Uma pesquisa feita em maio pelo Instituto Datafolha constatou que 25% dos brasileiros ainda trabalham insatisfeitos. Há uma grande parcela que precisa aceitar atividades que estão disponíveis por não ter oportunidade de atuar em outras áreas. Por isso, para alguns profissionais, encarar a segunda-feira ainda é um drama. Tem gente que já começa a sofrer no domingo e acha que não vai suportar mais uma semana.

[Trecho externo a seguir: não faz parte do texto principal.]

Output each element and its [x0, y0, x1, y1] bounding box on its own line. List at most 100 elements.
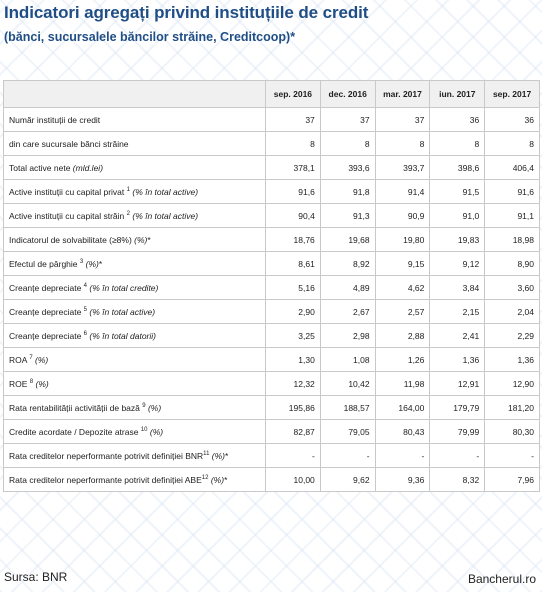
table-row: ROE 8 (%) 12,32 10,42 11,98 12,91 12,90 [3, 371, 540, 396]
table-cell: - [319, 443, 376, 468]
row-label-text: Active instituții cu capital privat [9, 186, 127, 197]
table-cell: 8 [429, 131, 486, 156]
row-label-text: Rata rentabilității activității de bază [9, 402, 143, 413]
row-label: Credite acordate / Depozite atrase 10 (%… [3, 419, 266, 444]
row-unit: (% în total active) [132, 210, 199, 221]
row-label-text: Rata creditelor neperformante potrivit d… [9, 450, 204, 461]
row-label-text: Creanțe depreciate [9, 282, 84, 293]
table-cell: - [374, 443, 431, 468]
row-label: Creanțe depreciate 4 (% în total credite… [3, 275, 266, 300]
row-unit: (% în total active) [132, 186, 199, 197]
column-header: sep. 2017 [484, 80, 540, 108]
table-row: Rata creditelor neperformante potrivit d… [3, 467, 540, 492]
table-cell: 19,83 [429, 227, 486, 252]
row-label-text: Active instituții cu capital străin [9, 210, 127, 221]
indicators-table: sep. 2016 dec. 2016 mar. 2017 iun. 2017 … [3, 80, 540, 492]
table-cell: 9,15 [374, 251, 431, 276]
table-cell: 8 [484, 131, 540, 156]
table-row: Indicatorul de solvabilitate (≥8%) (%)* 1… [3, 227, 540, 252]
table-cell: 8,92 [319, 251, 376, 276]
table-cell: 164,00 [374, 395, 431, 420]
table-cell: 12,91 [429, 371, 486, 396]
table-cell: 2,41 [429, 323, 486, 348]
row-label-text: Indicatorul de solvabilitate (≥8%) [9, 234, 135, 245]
row-label: din care sucursale bănci străine [3, 131, 266, 156]
table-row: Rata creditelor neperformante potrivit d… [3, 443, 540, 468]
table-cell: 2,15 [429, 299, 486, 324]
table-cell: 19,68 [319, 227, 376, 252]
table-cell: 2,29 [484, 323, 540, 348]
row-unit: (%) [149, 426, 164, 437]
table-cell: 378,1 [265, 155, 321, 180]
table-row: Număr instituții de credit 37 37 37 36 36 [3, 107, 540, 132]
table-cell: 195,86 [265, 395, 321, 420]
table-cell: 2,67 [319, 299, 376, 324]
table-cell: 8 [265, 131, 321, 156]
table-cell: 8,61 [265, 251, 321, 276]
table-cell: 2,57 [374, 299, 431, 324]
table-cell: 91,6 [484, 179, 540, 204]
row-unit: (% în total datorii) [89, 330, 157, 341]
table-cell: 5,16 [265, 275, 321, 300]
table-cell: 3,84 [429, 275, 486, 300]
table-cell: 9,36 [374, 467, 431, 492]
footnote-marker: 1 [126, 186, 130, 193]
table-cell: 1,08 [319, 347, 376, 372]
table-cell: 11,98 [374, 371, 431, 396]
row-label: Active instituții cu capital privat 1 (%… [3, 179, 266, 204]
table-cell: 80,30 [484, 419, 540, 444]
table-cell: 1,30 [265, 347, 321, 372]
footnote-marker: 6 [83, 330, 88, 337]
table-cell: 7,96 [484, 467, 540, 492]
footnote-marker: 7 [29, 354, 33, 361]
row-label: Rata creditelor neperformante potrivit d… [3, 443, 266, 468]
table-cell: 2,88 [374, 323, 431, 348]
table-cell: 9,62 [319, 467, 376, 492]
row-label-text: din care sucursale bănci străine [9, 138, 129, 149]
row-unit: (%) [211, 450, 226, 461]
column-header: dec. 2016 [319, 80, 376, 108]
table-cell: 398,6 [429, 155, 486, 180]
page-title: Indicatori agregați privind instituțiile… [4, 3, 369, 22]
row-unit: (%) [134, 234, 148, 245]
table-cell: 37 [374, 107, 431, 132]
table-cell: 90,4 [265, 203, 321, 228]
table-cell: 36 [429, 107, 486, 132]
table-row: Active instituții cu capital străin 2 (%… [3, 203, 540, 228]
table-cell: 37 [319, 107, 376, 132]
table-cell: 91,0 [429, 203, 486, 228]
table-row: ROA 7 (%) 1,30 1,08 1,26 1,36 1,36 [3, 347, 540, 372]
table-row: Active instituții cu capital privat 1 (%… [3, 179, 540, 204]
footnote-marker: 12 [201, 474, 209, 481]
row-label: Creanțe depreciate 6 (% în total datorii… [3, 323, 266, 348]
table-row: Efectul de pârghie 3 (%)* 8,61 8,92 9,15 9,1… [3, 251, 540, 276]
table-cell: 3,25 [265, 323, 321, 348]
row-unit: (%) [85, 258, 99, 269]
table-cell: 8,32 [429, 467, 486, 492]
table-cell: 9,12 [429, 251, 486, 276]
table-cell: - [484, 443, 540, 468]
table-cell: 90,9 [374, 203, 431, 228]
footnote-marker: 11 [203, 450, 210, 457]
footnote-marker: 9 [142, 402, 146, 409]
row-label-text: Rata creditelor neperformante potrivit d… [9, 474, 202, 485]
row-unit: (%) [210, 474, 225, 485]
table-cell: 2,04 [484, 299, 540, 324]
table-header-row: sep. 2016 dec. 2016 mar. 2017 iun. 2017 … [3, 80, 540, 108]
table-cell: 2,98 [319, 323, 376, 348]
row-label: Creanțe depreciate 5 (% în total active) [3, 299, 266, 324]
table-cell: 79,99 [429, 419, 486, 444]
row-asterisk: * [224, 474, 228, 485]
table-cell: 18,98 [484, 227, 540, 252]
row-label: Active instituții cu capital străin 2 (%… [3, 203, 266, 228]
page-subtitle: (bănci, sucursalele băncilor străine, Cr… [4, 30, 296, 44]
column-header: iun. 2017 [429, 80, 486, 108]
row-asterisk: * [98, 258, 103, 269]
row-label: Total active nete (mld.lei) [3, 155, 266, 180]
table-cell: 12,32 [265, 371, 321, 396]
footnote-marker: 2 [126, 210, 130, 217]
table-cell: 91,3 [319, 203, 376, 228]
row-unit: (% în total credite) [89, 282, 159, 293]
table-cell: 19,80 [374, 227, 431, 252]
row-label-text: ROE [9, 378, 30, 389]
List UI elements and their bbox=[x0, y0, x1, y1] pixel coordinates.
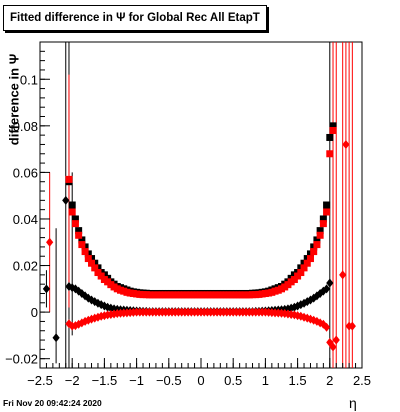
square-marker bbox=[84, 255, 92, 263]
y-tick-label: 0.08 bbox=[13, 119, 38, 134]
y-tick-label: 0.1 bbox=[20, 72, 38, 87]
square-marker bbox=[88, 259, 96, 267]
y-tick-label: −0.02 bbox=[5, 352, 38, 367]
diamond-marker bbox=[81, 291, 89, 301]
square-marker bbox=[323, 208, 331, 216]
square-marker bbox=[316, 231, 324, 239]
y-tick-label: 0.02 bbox=[13, 259, 38, 274]
diamond-marker bbox=[46, 237, 54, 247]
square-marker bbox=[71, 220, 79, 228]
diamond-marker bbox=[62, 195, 70, 205]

Os especialistas confirmam que quem não faz o que gosta tende a desenvolver sintomas de estresse crônico. Irritabilidade, cansaço, tristeza, apatia, ansiedade, quadros agressivos e até um estado de humor depressivo. A quantidade de problemas de saúde pode ser um sinal de que a pessoa não está feliz profissionalmente. A doença acaba sendo usada como fuga, ou seja, uma maneira de a pessoa ficar longe daquele ambiente que tanto a incomoda.

É claro que toda profissão tem altos e baixos. E ninguém precisa estar sempre bem disposto e satisfeito com tudo. Estar na profissão errada é não ser apaixonado por aquilo que faz. O importante é conseguir, apesar dos dias ruins e das frustrações, olhar para o espelho e dizer ‘estou satisfeito. Segundo ele, quem faz o que gosta enxerga o futuro com perspectiva, ao contrário daquele que fica de olho no relógio, contando os minutos para encerrar o expediente. 

Dá para mudar
Estar na profissão errada é um dos principais motivos para o insucesso na carreira. Por isso, ao detectar o problema, é importante fazer uma avaliação para saber se é a profissão ou o ambiente atual que incomodam, o chefe e até mesmo a função que lhe foi atribuída. Em alguns casos, uma readequação já é capaz de provocar motivação. No entanto, se o rumo tomado realmente não tem nada a ver com a sua vocação, é melhor preparar um cronograma. Não adianta ‘chutar o balde’. É melhor ir devagar e pesquisar quais recursos serão necessários para essa mudança.

Uma ajuda especializada pode ser muito útil neste momento. Muitas vezes, as pessoas preferem a segurança infeliz que a insegurança do desconhecido. E esse medo é natural. Por isso, a mudança deve ser bem avaliada e feita de forma gradual. E um coaching pode ajudar muito neste processo. Mudar de profissão quando ela não traz felicidade é preciso, pois, segundo ele, as pessoas tendem a se acomodar em uma situação ruim, porém conhecida. E o estresse crônico é provocado em função dessa escolha. 

Mesmo que seja necessário apostar em outra graduação, os especialistas defendem que vale a pena investir em uma carreira feliz. A realização profissional é fundamental para o bem-estar. E, nessa balança, estabilidade, salário e status não devem pesar mais do que a satisfação.